La historiografía contemporánea de los vencedores ha inventado, naturalmente, nuevas formas de presentar la historia de los vencidos. Pero el que estas nuevas formas se amparen en ciertas prudencias metodológicas, en el academicismo y hasta en un enorme material documental no debe llamar a engaño a nadie. Tampoco conviene que los historiadores se hagan ilusiones acerca de lo que hacen. Hacer historia es una forma de producción intelectual. El historiador tiene que saber que lo que uno cree hacer no siempre coincide con lo que realmente hace. De hecho, hace mucho tiempo que los historiadores oficiales creían estar haciendo historia objetiva, limpia. Hoy sabemos que, en el mejor de los casos, sólo contaban una parte de la verdad. También sabemos que la ya larga tarea de desmitificación es casi siempre desmitificación referida a los mitos de los otros, a los mitos inventados por los otros. Tal vez por eso mitificación y desmitificación se alternan tan bien y tan sin problemas en nuestras sociedades.
En estas circunstancias es lógico que los de abajo, los vencidos, los que no tienen historia, se rijan por algún tipo de unilateralidad de signo contrario. Cuando aspiran a la hegemonía defienden la desmitificación de los mitos de los otros, pero inventan una mitología a la que dan el nombre de historia real, material. La mitología de los de abajo cumple una función tanto más importante cuando, después de una derrota, más difícil se hace su situación y más se piensa en la necesidad de “volver a empezar”. Hay dos cosas que la reconstrucción popular, protohistórica, del final de los héroes propios no puede soportar: el suicidio y la derrota como consecuencia de la superioridad del adversario. Ambas cosas (suicidio del héroe y derrota de los nuestros por la superioridad del adversario) representan para la mitología popular del “volver a empezar” obstáculos que complican enormemente las cosas. Se piensa que la admisión del suicidio de los propios o el reconocimiento de que la propia derrota no se debió a alguna traición, sino simplemente al hecho de que el adversario era superior, desmoralizará a los que tienen que volver a empezar.
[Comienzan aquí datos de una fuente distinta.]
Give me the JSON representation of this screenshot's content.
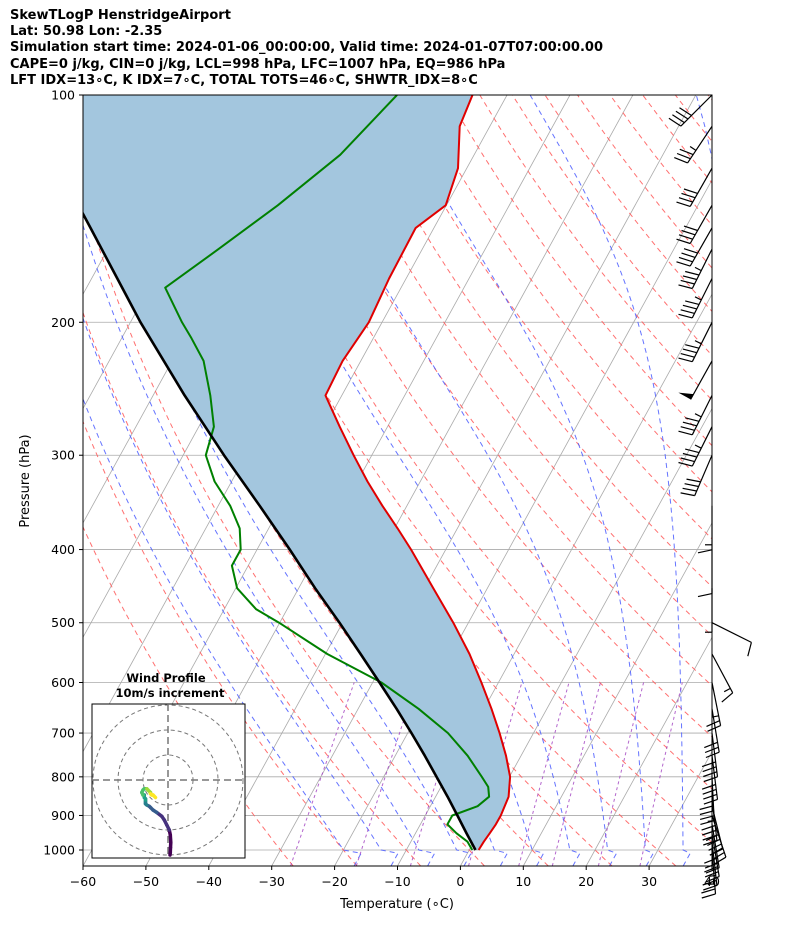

Esta es la preocupación que late casi siempre en las protestas de los de abajo sobre la forma en que los que mandan suelen presentar el final de Ernesto Guevara y de Salvador Allende.
Numancia quiere realmente decir algo para las generaciones que no vivieron los hechos y ven positivamente la ética de la resistencia. Numancia es sólo un mito para los otros.
En el fondo esta forma de argumentar de los de abajo sobre el pasado es muy parecida a la que seguía Charles Fourier en L´égarement de la raison hablando del futuro del socialismo: si presentamos la sociedad alternativa como algo que tardará mucho tiempo en conseguirse las gentes que tendrían que hacer algo para conseguirlo no se moverán; pero si los interesados no se mueven ahora, ya, entonces aún será más difícil y más largo conseguir aquello que se trata de conseguir.